The new law aims to prevent students who fall behind in school from withdrawing and disappearing from graduation rates. Indiana data for the class of 2019 showed that more than half of students who left high schools to home-school may have fallen behind on credits.


With classrooms closed, scientists take over virtual STEM lessons in LA Unified – By Sydney Johnson, EdSource

Field trips and hands-on lessons are an integral part of K-12 science instruction — at least they should be in normal times. But they have virtually disappeared this school year as a result of students learning from home.

Now, as California is experiencing another coronavirus surge and distance learning continues for by far the majority of students, scientists and museum guides are trying to fill the gap and are taking to Zoom to meet students at home.

Teachers have come up with creative solutions to get students to log on and engage in scientific thinking and experimentation this school year, when the majority of students in California are taking at least part of their classes remotely and don’t have access to the lab equipment or other science supplies typically available on school campuses.

And while a few districts, such as Plumas Unified in Northern California, have embraced outdoor education as one alternative to online learning, wildfires and recent surges in coronavirus cases and hospitalizations have hindered those efforts.


8 steps your governor should be taking to expand broadband – By Matt Zalaznick, District Administration

Affordability programs and inter-agency collaboration are among the best practices states have pursued to expand broadband internet access for online learning since the COVID outbreak.

District leaders can urge state officials to promote these and several other broadband expansion strategies that are detailed in a new report by the National Governors Association and Western Governors University.
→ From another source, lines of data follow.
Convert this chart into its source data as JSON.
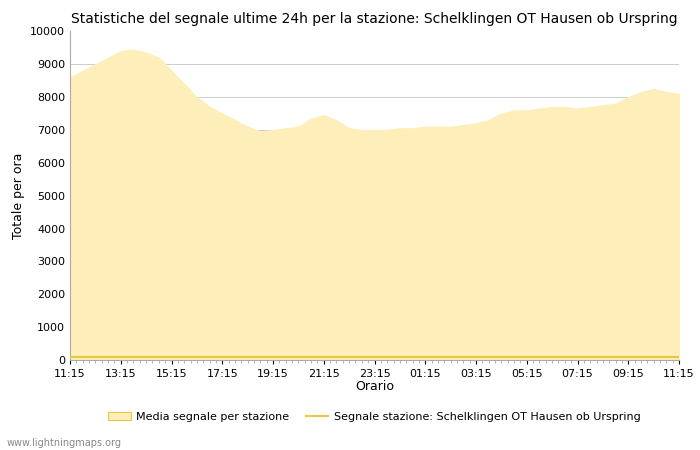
{
  "title": "Statistiche del segnale ultime 24h per la stazione: Schelklingen OT Hausen ob Urspring",
  "xlabel": "Orario",
  "ylabel": "Totale per ora",
  "xlim": [
    0,
    24
  ],
  "ylim": [
    0,
    10000
  ],
  "yticks": [
    0,
    1000,
    2000,
    3000,
    4000,
    5000,
    6000,
    7000,
    8000,
    9000,
    10000
  ],
  "xtick_labels": [
    "11:15",
    "13:15",
    "15:15",
    "17:15",
    "19:15",
    "21:15",
    "23:15",
    "01:15",
    "03:15",
    "05:15",
    "07:15",
    "09:15",
    "11:15"
  ],
  "fill_color": "#FDEEBA",
  "line_color": "#E8C840",
  "fill_edge_color": "#FDEEBA",
  "background_color": "#ffffff",
  "grid_color": "#cccccc",
  "watermark": "www.lightningmaps.org",
  "legend_fill_label": "Media segnale per stazione",
  "legend_line_label": "Segnale stazione: Schelklingen OT Hausen ob Urspring",
  "x_values": [
    0,
    0.5,
    1,
    1.5,
    2,
    2.5,
    3,
    3.5,
    4,
    4.5,
    5,
    5.5,
    6,
    6.5,
    7,
    7.5,
    8,
    8.5,
    9,
    9.5,
    10,
    10.5,
    11,
    11.5,
    12,
    12.5,
    13,
    13.5,
    14,
    14.5,
    15,
    15.5,
    16,
    16.5,
    17,
    17.5,
    18,
    18.5,
    19,
    19.5,
    20,
    20.5,
    21,
    21.5,
    22,
    22.5,
    23,
    23.5,
    24
  ],
  "y_fill": [
    8600,
    8800,
    9000,
    9200,
    9400,
    9450,
    9350,
    9200,
    8800,
    8400,
    8000,
    7700,
    7500,
    7300,
    7100,
    6950,
    7000,
    7050,
    7100,
    7350,
    7450,
    7300,
    7050,
    7000,
    7000,
    7000,
    7050,
    7050,
    7100,
    7100,
    7100,
    7150,
    7200,
    7300,
    7500,
    7600,
    7600,
    7650,
    7700,
    7700,
    7650,
    7700,
    7750,
    7800,
    8000,
    8150,
    8250,
    8150,
    8100
  ],
  "y_line": [
    80,
    80,
    80,
    80,
    80,
    80,
    80,
    80,
    80,
    80,
    80,
    80,
    80,
    80,
    80,
    80,
    80,
    80,
    80,
    80,
    80,
    80,
    80,
    80,
    80,
    80,
    80,
    80,
    80,
    80,
    80,
    80,
    80,
    80,
    80,
    80,
    80,
    80,
    80,
    80,
    80,
    80,
    80,
    80,
    80,
    80,
    80,
    80,
    80
  ],
  "title_fontsize": 10,
  "axis_label_fontsize": 9,
  "tick_fontsize": 8,
  "legend_fontsize": 8
}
The strategies include:

  • Coordinating and expanding broadband affordability programs
  • Improving broadband coverage maps
  • Identifying funding and financing sources for broadband deployment
  • Establishing robust, cross-cutting governance structures.
  • Initiating partnerships with other state agencies, local and county governments, and other entities to kickstart broadband investments.
  • Leveraging anchor institutions to provide rapid community internet service.
  • Leveraging electric utilities’ infrastructure and services to facilitate deployments of broadband networks
  • Deploying innovative procurement strategies

The report covers initiatives led by governors in Virginia, Arkansas, Minnesota, North Carolina, Vermont, New Hampshire, Maine, Missouri, Illinois, Mississippi, North Dakota and Indiana.